If such harmful behavior is too common in a group, the group itself is at risk of failure. If cheating between individuals is too common, people cannot trust each other, and so they lose out on the benefits they might enjoy from honest trading and cooperation.
Societies and groups usually can function well enough if there are only a few cheaters. So there is always the possibility that any given member may be tempted to cheat. And consequently, honest people need to learn how to detect potential cheaters in order to avoid them.
How is that usually done? It’s done by monitoring whether other people observe group norms and customs. There are beneficial norms and customs, such as honestly cooperating with others and not cheating. Other norms and customs aren’t as consequential, but whether or not they’re respected may be used to judge how well the beneficial ones are respected.
The problem is that the “honesty”, or lack thereof, of other people is not easy to judge when the others are not well-known. Typically, judgments of honesty are done by considering a person’s “reputation”. If the person is known to have cheated previously in some way or other, the person is more likely to be distrusted. Unfortunately, the reputations of most people one has to deal with are often unknown, because little or nothing is known about the person himself or herself.

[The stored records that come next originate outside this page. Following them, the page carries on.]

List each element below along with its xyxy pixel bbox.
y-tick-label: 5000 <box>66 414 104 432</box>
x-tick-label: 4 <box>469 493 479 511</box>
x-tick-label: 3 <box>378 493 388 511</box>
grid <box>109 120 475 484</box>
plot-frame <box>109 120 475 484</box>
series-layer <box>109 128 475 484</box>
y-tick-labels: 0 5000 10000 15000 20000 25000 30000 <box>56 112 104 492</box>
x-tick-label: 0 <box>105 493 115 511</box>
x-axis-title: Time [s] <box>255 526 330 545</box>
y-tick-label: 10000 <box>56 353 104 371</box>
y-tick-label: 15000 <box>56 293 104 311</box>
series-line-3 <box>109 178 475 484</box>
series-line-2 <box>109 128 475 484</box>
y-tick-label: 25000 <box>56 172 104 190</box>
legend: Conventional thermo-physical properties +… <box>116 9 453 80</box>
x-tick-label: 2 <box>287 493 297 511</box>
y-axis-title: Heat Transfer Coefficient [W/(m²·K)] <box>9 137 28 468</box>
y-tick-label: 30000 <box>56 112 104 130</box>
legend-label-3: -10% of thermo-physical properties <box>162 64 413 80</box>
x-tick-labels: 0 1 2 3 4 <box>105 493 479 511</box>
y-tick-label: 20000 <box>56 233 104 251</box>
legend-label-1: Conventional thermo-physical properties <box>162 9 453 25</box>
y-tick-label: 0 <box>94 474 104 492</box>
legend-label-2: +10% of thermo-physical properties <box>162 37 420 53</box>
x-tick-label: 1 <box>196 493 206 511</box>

However, one type of information about an otherwise unknown person is behavior that can be observed directly. Most importantly, is anything known about the person’s behavior in violation of social norms or customs? If so, the person is more likely to be mistrusted and avoided.
Here’s a simple but very common example. People in management jobs at a company or in certain other kinds of jobs (e. g. salespeople) are expected to dress in a certain way: suit and tie for a man, “professional” clothing for a woman. Failure to dress in the “normal” or “customary” way is a source of immediate distrust. Why should a person be trusted who violates well-known social norms?
It’s a fact that people who are known to be “nudists” or to engage in social nudity are often distrusted or disrespected – precisely because nudity violates typical norms and customs. Such people are stigmatized as “nonconformists”.
Obviously, too, there are whole professions – such as teaching or any other kind of work with children – where being known to participate in social nudity can be used as an excuse for exclusion from the profession.
While it’s quite true that many people in a particular society do not have this negative attitude towards nudity, the negative attitude is still so widespread that anyone who has a favorable attitude towards nudity – and whose behavior is suspected of reflecting that attitude – must be cautious about letting that attitude be known. Or more to the point, people are more likely to think of nudity as something to be fearful of – because they know of the risk that others may disapprove. The existence of the risk is known – and the result is fear. We fear, rationally, what could cause us harm, especially if it’s difficult to estimate the risk – just as we fear spiders that could actually be harmless.
Here’s the reasoning in a nutshell: Social nudity violates a cultural norm. Therefore there’s a risk that others may see this violation as a reason for distrusting people who have positive attitudes towards nudity. Therefore it’s prudent to be fearful of holding positive attitudes towards nudity in order to reduce the risk.